Consider the segment from 1:22 to 1:28 of the video at https://twitter.com/sportsnet/status/1469495840079327233
These events occurred in this order:
- An attacking player A0 is in the attacking zone.
- An attacking player A1 possesses the puck in the neutral zone.
- A1 causes the puck to completely cross the blue line into the attacking zone, without touching it after it has crossed the blue line.
- A0 leaves the attacking zone, causing the attacking team to "tag up" and become onside.
- A1 touches the puck.
If A1 had touched the puck before A0 left the attacking zone, it is clearly offside.
Which of the following rulings is correct?
- There is a delayed offside because A1 did not touch the puck in the attacking zone, but the delayed offside is nullified after the team tags up.

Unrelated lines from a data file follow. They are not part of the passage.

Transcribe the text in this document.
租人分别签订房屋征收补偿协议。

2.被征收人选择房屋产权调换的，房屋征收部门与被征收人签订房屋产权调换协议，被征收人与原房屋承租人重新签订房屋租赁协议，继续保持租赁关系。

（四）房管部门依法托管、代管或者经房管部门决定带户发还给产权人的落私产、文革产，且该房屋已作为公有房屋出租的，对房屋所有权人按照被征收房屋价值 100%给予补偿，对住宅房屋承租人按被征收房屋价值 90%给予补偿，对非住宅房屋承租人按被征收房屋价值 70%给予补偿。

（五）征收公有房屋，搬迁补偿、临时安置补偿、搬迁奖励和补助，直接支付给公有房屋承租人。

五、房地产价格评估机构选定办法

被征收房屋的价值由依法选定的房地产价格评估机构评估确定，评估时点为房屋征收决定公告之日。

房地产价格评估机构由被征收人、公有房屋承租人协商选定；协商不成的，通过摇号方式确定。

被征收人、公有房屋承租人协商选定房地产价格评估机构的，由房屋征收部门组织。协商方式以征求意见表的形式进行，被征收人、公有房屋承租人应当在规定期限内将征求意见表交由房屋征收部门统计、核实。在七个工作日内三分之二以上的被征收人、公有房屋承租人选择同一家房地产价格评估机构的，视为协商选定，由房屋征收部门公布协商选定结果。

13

- There is an offside immediately when A1 caused the puck to cross the blue line while his team is offside, just because A1 possessed the puck.
The linesman ruled the first one. The referees ruled the second. The NHL Senior Executive Vice President Colin Campbell later said the first ruling is correct. Who is right?
Also, how is "possession and control" defined? Is simply being the last player to touch the puck enough to be in possession of it? But this would be inconsistent with the fact that shooting the puck across the blue line such that it is far away from the player would create a delayed offside.